Qwest Communications International, Inc., et al.,
Defendants-Cross Appellants.
2.背景
(1)特許発明の内容
Centillion(原告)はU.S. Patent No. 5,287,270 (以下、270特許という)を所有している。270特許は、電話会社等のサービスプロバイダからユーザへの情報の収集、処理及び配信システムを開示している。
従来、電話会社はメインフレームにおいて使用されていた磁気テープを除いて、料金データを電子的にユーザに配信し、ユーザに処理させるシステムを有していなかった。本発明者は、通話料金に関するデータを処理し、ユーザにパーソナルコンピュータ(以下、パソコンという)に適したフォーマットで配信するシステムを開発した。
1994年に成立した270特許のシステムクレーム1[1]の要部は以下のとおりである。
1. ユーザに情報を提示するシステムであって、
1)処理記録を記憶する記憶手段と、
2)前記処理記録からユーザにより特定されたものとして要約レポートを生成するデータ処理手段と、
3)前記処理記録及び要約レポートをユーザに転送する転送手段と、
4)前記処理記録に関し、追加処理を実行すべく適用されるパソコンデータ処理手段と
を備えるシステム。
クレーム1はサービスプロバイダにより保持される“バックエンド”システム(構成要件1,2,3)と、エンドユーザにより保持される“フロントエンド”システム(構成要件4)とにより構成される。参考図1は270特許のシステム図である。
参考図1 270特許のシステム図
参考図1の点線で囲む部分がサービスプロバイダにより保持される“バックエンド”システム(構成要件1,2,3)であり、実線部分24がエンドユーザにより保持される“フロントエンド”システム(構成要件4)である。被告のバックエンドシステムは、処理記録の記憶(構成要件1)、要約レポートの生成(構成要件2)、処理記録及び要約レポートのユーザへの転送処理(構成要件3)を行う。ユーザのパソコンにおけるフロントエンドシステムは、処理記録に対しデータ処理(構成要件4)を行う。
(2)被告の行為
Qwest(被告)も同様に、ユーザにオンラインで月毎の課金レポートを提供している。イ号システムは、被告のバックエンドシステムと、ユーザのパソコンにインストールされたフロントエンドシステムとにより構成される。
(3)訴訟の提起
原告は被告イ号システムが270特許のクレーム1を侵害するとしてインディアナ州連邦地方裁判所に提訴した[2]。地裁はクレームの全ての構成要件を具備する「者」が存在しないことから、直接侵害は成立しないと判断した。また、被告が、ユーザを「指示または管理」していないことから、共同侵害も成立しないと判断した。原告はこれを不服として控訴した。

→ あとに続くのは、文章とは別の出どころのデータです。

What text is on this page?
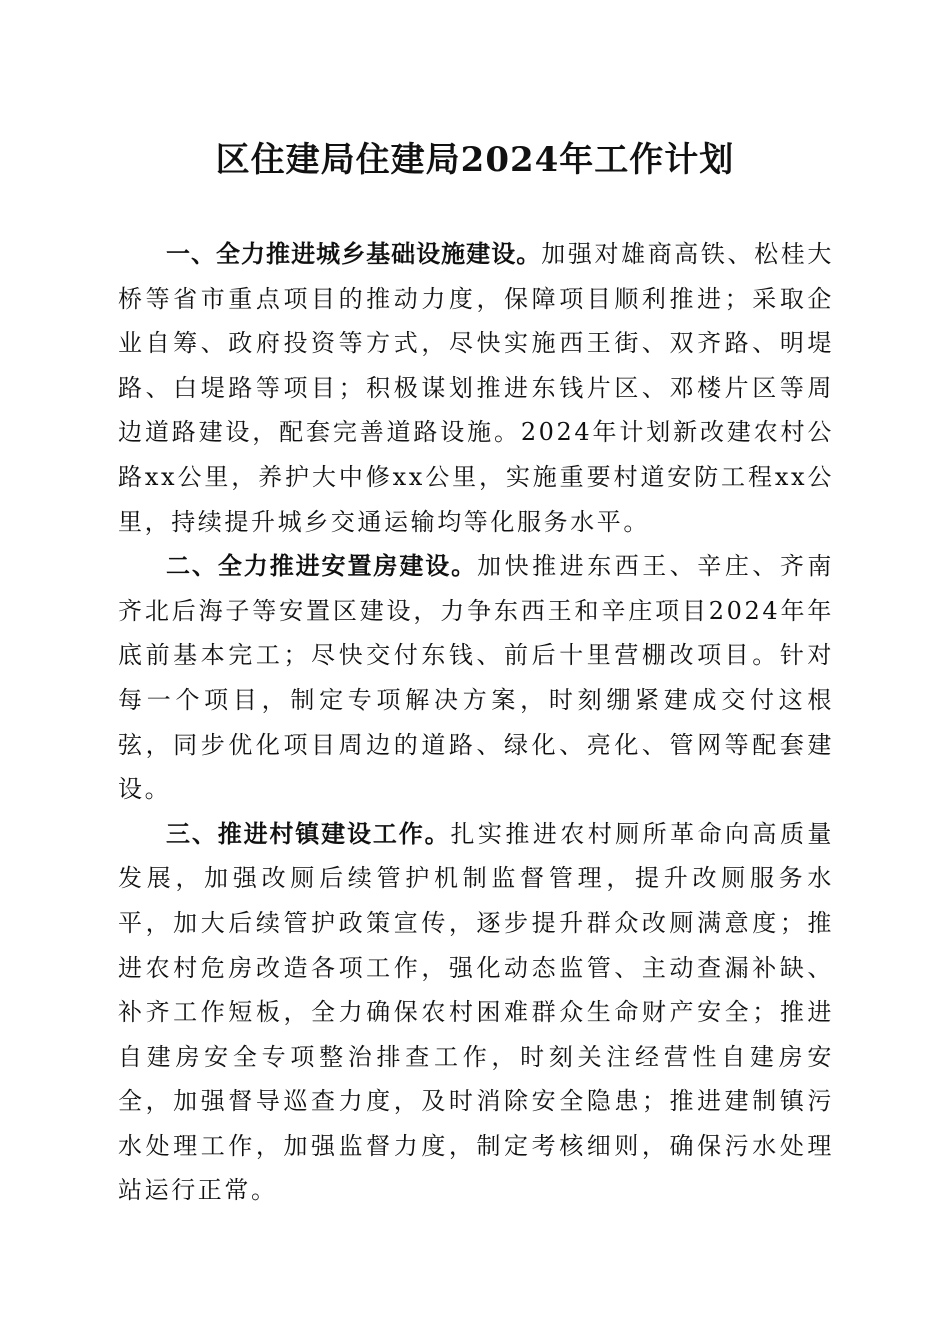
区住建局住建局2024年工作计划

一、全力推进城乡基础设施建设。加强对雄商高铁、松桂大桥等省市重点项目的推动力度，保障项目顺利推进；采取企业自筹、政府投资等方式，尽快实施西王街、双齐路、明堤路、白堤路等项目；积极谋划推进东钱片区、邓楼片区等周边道路建设，配套完善道路设施。2024年计划新改建农村公路xx公里，养护大中修xx公里，实施重要村道安防工程xx公里，持续提升城乡交通运输均等化服务水平。

二、全力推进安置房建设。加快推进东西王、辛庄、齐南齐北后海子等安置区建设，力争东西王和辛庄项目2024年年底前基本完工；尽快交付东钱、前后十里营棚改项目。针对每一个项目，制定专项解决方案，时刻绷紧建成交付这根弦，同步优化项目周边的道路、绿化、亮化、管网等配套建设。

三、推进村镇建设工作。扎实推进农村厕所革命向高质量发展，加强改厕后续管护机制监督管理，提升改厕服务水平，加大后续管护政策宣传，逐步提升群众改厕满意度；推进农村危房改造各项工作，强化动态监管、主动查漏补缺、补齐工作短板，全力确保农村困难群众生命财产安全；推进自建房安全专项整治排查工作，时刻关注经营性自建房安全，加强督导巡查力度，及时消除安全隐患；推进建制镇污水处理工作，加强监督力度，制定考核细则，确保污水处理站运行正常。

[1] 270特許のクレーム1は以下のとおりである。
“a system for presenting information . . . to a user . . . com-prising:”
1) storage means for storing transaction records,
2) data processing means for generating summary reports as specified by a user from the transaction records,
3) transferring means for transferring the transaction records and summary reports to a user, and
4) personal computer data processing means adapted to perform additional processing on the transaction records.
[2] なお、被告にユーザは含まれていない。